Kenya’s tea export grew by 20 percent in the first quarter of the year backed by good prices, which helped to offset a significant decline in volumes.
Data from the Kenya Tea Board (TBK) shows Kenya earned Sh41.1 billion in the period under review when compared with Sh34.3 billion that was realised in the corresponding period a year earlier.
The volumes of tea exported in the review period declined by 17 million kilogrammes to 135.4 million Kilos.
The good price that the beverage fetched in the review period, which stood at Sh303.8 a kilo on average, against Sh223.8 on, lifted the overall earnings, compensating for the low volumes.
“The decline in export volume was majorly due to the effect of the Russia-Ukraine crisis that caused a global economic recession and thus negatively affecting commodity markets,” said TBK in the monthly report.
All the top export markets for Kenyan teas recorded a decline, underlying the danger that the country is staring at in overreliance on specific buyers.
For instance, Pakistan- Kenya’s number one buyer recorded a decline of five percent in the first quarter of this year after shedding off two million kilos. Egypt and Russia exports declined by three and six percent respectively.

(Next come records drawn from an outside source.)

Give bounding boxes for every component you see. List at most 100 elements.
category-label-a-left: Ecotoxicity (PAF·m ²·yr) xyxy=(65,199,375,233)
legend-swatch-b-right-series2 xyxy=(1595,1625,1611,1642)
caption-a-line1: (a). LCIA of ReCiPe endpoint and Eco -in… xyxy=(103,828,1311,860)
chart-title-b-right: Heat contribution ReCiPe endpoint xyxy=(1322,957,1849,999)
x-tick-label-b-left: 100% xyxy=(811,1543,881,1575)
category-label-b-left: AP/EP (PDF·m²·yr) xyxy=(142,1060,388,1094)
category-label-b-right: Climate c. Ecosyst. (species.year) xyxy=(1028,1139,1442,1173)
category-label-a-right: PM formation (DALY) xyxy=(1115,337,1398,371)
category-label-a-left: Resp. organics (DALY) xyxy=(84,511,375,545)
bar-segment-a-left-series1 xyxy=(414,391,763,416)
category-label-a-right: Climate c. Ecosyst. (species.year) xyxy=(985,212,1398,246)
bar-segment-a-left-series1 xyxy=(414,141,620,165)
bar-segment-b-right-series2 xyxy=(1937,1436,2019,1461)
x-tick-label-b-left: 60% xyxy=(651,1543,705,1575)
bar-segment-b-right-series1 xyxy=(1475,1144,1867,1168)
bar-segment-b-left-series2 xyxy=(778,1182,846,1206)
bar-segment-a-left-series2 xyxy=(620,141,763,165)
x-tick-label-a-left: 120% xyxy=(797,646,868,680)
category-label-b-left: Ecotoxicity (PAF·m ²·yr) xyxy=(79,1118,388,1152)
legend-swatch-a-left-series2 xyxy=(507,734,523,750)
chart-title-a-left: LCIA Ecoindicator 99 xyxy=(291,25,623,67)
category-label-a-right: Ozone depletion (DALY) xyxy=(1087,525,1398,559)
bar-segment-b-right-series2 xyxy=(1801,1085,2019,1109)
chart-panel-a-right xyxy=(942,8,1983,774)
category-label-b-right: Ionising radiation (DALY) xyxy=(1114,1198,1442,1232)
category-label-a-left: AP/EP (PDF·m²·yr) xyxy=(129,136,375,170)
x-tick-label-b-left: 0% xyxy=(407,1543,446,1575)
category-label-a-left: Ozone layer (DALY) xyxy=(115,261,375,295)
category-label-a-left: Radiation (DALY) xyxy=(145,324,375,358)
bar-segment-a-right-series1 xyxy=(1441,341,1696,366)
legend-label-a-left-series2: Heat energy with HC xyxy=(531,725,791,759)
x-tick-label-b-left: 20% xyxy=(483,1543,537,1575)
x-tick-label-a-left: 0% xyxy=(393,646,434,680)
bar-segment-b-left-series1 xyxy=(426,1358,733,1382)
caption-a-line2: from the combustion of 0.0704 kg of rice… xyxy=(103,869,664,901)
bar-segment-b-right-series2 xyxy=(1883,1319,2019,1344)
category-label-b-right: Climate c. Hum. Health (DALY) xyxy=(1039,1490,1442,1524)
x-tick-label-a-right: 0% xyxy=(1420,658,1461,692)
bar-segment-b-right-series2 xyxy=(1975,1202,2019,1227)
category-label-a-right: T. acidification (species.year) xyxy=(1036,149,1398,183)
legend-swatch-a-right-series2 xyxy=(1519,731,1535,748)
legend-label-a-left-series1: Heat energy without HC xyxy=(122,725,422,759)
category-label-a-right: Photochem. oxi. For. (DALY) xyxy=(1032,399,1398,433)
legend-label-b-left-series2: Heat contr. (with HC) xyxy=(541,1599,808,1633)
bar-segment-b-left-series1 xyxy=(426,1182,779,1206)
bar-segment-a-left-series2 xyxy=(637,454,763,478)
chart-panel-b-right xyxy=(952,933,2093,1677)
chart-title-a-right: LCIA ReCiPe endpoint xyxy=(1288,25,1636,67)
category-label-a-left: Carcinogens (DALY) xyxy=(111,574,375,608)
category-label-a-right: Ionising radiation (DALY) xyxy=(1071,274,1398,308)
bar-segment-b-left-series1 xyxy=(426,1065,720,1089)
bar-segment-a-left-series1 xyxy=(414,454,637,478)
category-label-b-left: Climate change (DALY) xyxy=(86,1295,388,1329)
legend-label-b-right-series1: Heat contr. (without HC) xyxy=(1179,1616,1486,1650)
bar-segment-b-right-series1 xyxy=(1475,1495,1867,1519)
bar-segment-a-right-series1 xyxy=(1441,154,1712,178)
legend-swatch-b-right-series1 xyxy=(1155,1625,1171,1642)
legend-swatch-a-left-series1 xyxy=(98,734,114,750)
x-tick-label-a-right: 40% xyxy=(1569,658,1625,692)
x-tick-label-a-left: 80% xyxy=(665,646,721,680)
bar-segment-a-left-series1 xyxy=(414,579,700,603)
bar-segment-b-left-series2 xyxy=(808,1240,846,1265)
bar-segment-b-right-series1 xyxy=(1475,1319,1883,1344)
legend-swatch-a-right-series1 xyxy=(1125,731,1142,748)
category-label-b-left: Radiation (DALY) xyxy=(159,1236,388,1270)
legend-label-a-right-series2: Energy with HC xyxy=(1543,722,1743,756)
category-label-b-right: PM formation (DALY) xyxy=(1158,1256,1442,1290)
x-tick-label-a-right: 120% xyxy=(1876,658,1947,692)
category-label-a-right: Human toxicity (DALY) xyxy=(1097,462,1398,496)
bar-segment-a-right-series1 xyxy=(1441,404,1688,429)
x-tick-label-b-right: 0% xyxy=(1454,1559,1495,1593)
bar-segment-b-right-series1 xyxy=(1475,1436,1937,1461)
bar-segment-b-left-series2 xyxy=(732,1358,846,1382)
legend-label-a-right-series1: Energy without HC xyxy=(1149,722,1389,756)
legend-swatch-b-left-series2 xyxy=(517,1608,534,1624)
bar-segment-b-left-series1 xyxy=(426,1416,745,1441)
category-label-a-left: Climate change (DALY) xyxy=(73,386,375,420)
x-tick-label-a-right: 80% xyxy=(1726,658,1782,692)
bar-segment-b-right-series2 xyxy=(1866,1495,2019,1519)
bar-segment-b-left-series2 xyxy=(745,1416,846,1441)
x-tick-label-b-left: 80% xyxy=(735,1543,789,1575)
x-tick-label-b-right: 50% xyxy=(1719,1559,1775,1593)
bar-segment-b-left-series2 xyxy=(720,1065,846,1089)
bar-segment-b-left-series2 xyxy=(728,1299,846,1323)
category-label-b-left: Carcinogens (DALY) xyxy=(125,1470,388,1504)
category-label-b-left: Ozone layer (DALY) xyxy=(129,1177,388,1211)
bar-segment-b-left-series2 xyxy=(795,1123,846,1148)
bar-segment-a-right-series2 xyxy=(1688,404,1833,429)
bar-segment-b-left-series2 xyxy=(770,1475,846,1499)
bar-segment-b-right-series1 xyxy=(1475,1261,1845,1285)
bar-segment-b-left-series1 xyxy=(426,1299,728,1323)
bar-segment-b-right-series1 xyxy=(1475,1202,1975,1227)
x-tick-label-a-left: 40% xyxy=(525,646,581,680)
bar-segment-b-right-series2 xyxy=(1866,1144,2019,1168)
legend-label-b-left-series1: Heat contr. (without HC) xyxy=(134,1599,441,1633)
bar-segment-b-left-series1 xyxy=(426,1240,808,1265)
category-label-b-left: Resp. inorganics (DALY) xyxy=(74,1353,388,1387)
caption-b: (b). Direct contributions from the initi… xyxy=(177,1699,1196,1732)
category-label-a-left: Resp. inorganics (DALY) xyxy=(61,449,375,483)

Kenya’s top 10 buyers accounted for 88 percent of the total tea volume that was sold to the world market.
Of the top five buyers, it is only Sudan that recorded an increase in volumes, which grew significantly by 22 percent.
The growth in volumes to Sudan could be attributed to the move by Nairobi and Khartoum to resolve a three-year standoff over the shelf life of tea that had previously impacted negatively on volumes that could be shipped there.
Russia is Kenya’s fifth-largest buyer of tea in terms of volumes and the current standoff saw it drop to position 11 in March, trailing emerging markets such as Nigeria, Poland and Afghanistan.
All the top buyers of Kenyan teas are either in financial turmoil or experiencing political instability. For instance, Pakistan is currently in serious economic woes that have seen the government advise its citizens to cut down on tea consumption.
Sudan has not been politically stable since the previous regime was overthrown.